Haus Heidenthal
Eines der schönsten Häuser von Bingen steht am Freidhof 3. Dass wir uns immer noch daran erfreuen können, liegt wahrscheinlich auch daran, dass es bereits 1910 mit zwei weiteren Gebäuden unter Denkmalschutz gestellt wurde. Im Verzeichnis der Kulturdenkmäler Rheinland-Pfalz wird es als „Sog. Heidenthal'sches Haus, dreigeschossiger spätbarocker Putzbau, Zopfstilmotive, 1780/90, Aufstockung und Mansarddach 1863/70“ geführt. Die erwähnten Veränderungen in 1863/70 zeigen die beiden Fotos im Vergleich.
In einem amtlichen Kaufbrief vom 1. Juni 1790 heißt es „Kund zu wissen seye es hiermit […] aus dem hiesigen Bürger und Layendeckermeister Clemens Beckers Conenstraße der hiesige Bürger und Maurermeister Peter Heidenthal an sich ersteigert habe ein Wohnhaus auf dem Freyhof […]“. Ob Heidenthal 1790 ein neu erbautes Haus erworben hat, oder dieses nach dem Kauf erst neu errichtet hat, müsste noch erforscht werden.
Sein Sohn Peter Joseph Heidenthal (I.) wurde Uhrmacher. Von den vielen Kindern aus seinen beiden Ehen überlebten nur zwei Söhne und eine Tochter. Der Älteste, Peter Joseph Heidenthal (II.), war Kunstschreiner, wie auch dessen Sohn Johann Baptist Heidenthal (II.), Spitzname Schambes, der im Haus auch ein Sarglager unterhielt und dieses an seine Tochter Elisabeth Braden (*1890, geb. Heidenthal) vererbte. Jene gestaltete die Werkstatträume zu einer Gaststätte um.
1944/45 wurde das Gebäude durch Bomben so stark beschädigt, dass nur noch die Fassade zu verwerten gewesen sei, heißt es in den Notizen. Es wurde von Maria und August Braden als „Haus Braden“ wieder auf- und gleichzeitig ausgebaut. 1950 konnten erste Zimmer an Studenten vermietet werden, 1955 wurde daraus eine „Fremdenpension“. 1960 wurde durch die Hinzunahme der Privaträume eine „Etagengaststätte“ eingerichtet und nach einem weiteren, großzügigen Umbau firmierte es schließlich ab 1965 als Hotel-Restaurant „Haus Braden“. Inzwischen wurde es von Marta Braden und ihrer Familie geführt.

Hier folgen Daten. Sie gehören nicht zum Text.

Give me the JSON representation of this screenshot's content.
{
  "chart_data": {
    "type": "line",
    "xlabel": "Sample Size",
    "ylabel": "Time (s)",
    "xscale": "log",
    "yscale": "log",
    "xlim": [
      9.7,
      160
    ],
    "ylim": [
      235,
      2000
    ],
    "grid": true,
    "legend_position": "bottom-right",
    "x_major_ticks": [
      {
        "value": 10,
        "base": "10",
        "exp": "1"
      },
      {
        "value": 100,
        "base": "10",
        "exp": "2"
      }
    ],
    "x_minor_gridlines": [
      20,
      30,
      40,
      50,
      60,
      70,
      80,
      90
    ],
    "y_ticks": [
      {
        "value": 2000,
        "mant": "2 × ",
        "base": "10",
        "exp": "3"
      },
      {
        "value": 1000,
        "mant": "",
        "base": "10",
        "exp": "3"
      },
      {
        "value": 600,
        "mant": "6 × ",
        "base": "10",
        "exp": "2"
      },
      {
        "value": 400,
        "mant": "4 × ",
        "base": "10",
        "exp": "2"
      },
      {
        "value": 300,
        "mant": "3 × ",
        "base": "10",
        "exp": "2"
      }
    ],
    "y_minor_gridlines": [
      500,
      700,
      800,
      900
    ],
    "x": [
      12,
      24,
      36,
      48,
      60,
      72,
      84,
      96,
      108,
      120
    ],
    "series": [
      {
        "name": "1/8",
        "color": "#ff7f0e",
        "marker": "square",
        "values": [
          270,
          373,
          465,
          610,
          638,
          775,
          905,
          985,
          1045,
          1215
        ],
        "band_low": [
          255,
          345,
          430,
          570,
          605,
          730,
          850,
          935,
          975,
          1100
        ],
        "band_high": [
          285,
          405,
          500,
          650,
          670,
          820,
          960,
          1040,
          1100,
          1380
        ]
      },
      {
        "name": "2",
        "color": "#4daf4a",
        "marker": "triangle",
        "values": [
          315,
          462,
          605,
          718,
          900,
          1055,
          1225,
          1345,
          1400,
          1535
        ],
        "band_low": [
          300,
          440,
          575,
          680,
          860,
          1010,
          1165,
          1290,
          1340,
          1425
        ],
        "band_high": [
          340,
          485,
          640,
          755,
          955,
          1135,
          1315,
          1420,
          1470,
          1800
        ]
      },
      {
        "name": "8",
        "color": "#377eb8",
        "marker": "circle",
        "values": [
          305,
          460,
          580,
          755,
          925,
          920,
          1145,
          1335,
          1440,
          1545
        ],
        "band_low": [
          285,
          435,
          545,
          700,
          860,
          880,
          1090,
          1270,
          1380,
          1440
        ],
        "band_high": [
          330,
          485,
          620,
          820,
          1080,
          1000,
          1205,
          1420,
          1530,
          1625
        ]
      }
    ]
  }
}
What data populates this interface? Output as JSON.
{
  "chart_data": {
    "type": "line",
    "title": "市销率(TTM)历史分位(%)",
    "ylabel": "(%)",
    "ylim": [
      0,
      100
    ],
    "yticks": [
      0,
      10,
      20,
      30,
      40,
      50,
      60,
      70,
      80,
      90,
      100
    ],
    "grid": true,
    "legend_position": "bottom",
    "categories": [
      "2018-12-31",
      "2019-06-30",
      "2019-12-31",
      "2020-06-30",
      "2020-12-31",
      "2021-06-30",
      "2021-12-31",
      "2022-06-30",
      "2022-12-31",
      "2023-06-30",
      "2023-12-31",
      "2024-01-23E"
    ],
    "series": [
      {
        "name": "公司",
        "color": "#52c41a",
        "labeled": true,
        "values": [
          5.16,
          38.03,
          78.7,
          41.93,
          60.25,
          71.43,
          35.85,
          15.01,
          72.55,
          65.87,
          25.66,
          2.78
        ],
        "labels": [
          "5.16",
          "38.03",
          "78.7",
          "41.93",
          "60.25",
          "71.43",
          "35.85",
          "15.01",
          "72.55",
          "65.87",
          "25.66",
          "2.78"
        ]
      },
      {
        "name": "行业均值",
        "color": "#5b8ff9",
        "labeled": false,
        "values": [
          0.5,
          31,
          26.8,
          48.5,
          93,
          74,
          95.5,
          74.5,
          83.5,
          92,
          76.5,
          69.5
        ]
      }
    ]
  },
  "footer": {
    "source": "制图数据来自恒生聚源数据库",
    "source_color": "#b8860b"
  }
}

Nach ihrem Rückzug war die Gaststätte kurzzeitig als „Suppen-Haus“ und danach als „Pizzeria bei Giorgio“ verpachtet, bevor es von den heutigen Besitzern gekauft und liebevoll als Wohnhaus restauriert wurde. Die historische Haustür ist ein wahres Schmuckstück.
Die berühmteste Person der Familie war Peter Joseph Heidenthal (II., *25.1.1818). Seine besondere Liebe galt der heimatlichen Geschichte und so sammelte er Hinweise aus alten Schriften, sowie mündliche Überlieferungen und ergänzte damit die „Annales Bingensis“ von Johannes Scholl (1613), überarbeitet von Eduard Sander (1853). Ab 1880 veröffentlichte Heidenthal alle 14 Tage im „Binger Anzeiger“ des Pennrich-Verlags seine Erkenntnisse als Sammelblätter. Da das angedachte Sammeln bei den Lesern aber nicht erfolgreich funktionierte, erschien 1886 das gebundene Werk „Chronik der Stadt Bingen und Umgebung“.
Das 445-seitige Buch „Chronik der Stadt Bingen und Umgebung“ ist ein wichtiges Nachschlagewerk der Heimatforschung. Allerdings entsprechen einige der von Heidenthal gezogenen Annahmen noch dem Blickwinkel der damaligen Zeit und wurden zwischenzeitlich von den Erkenntnissen aktueller Forschungen überholt.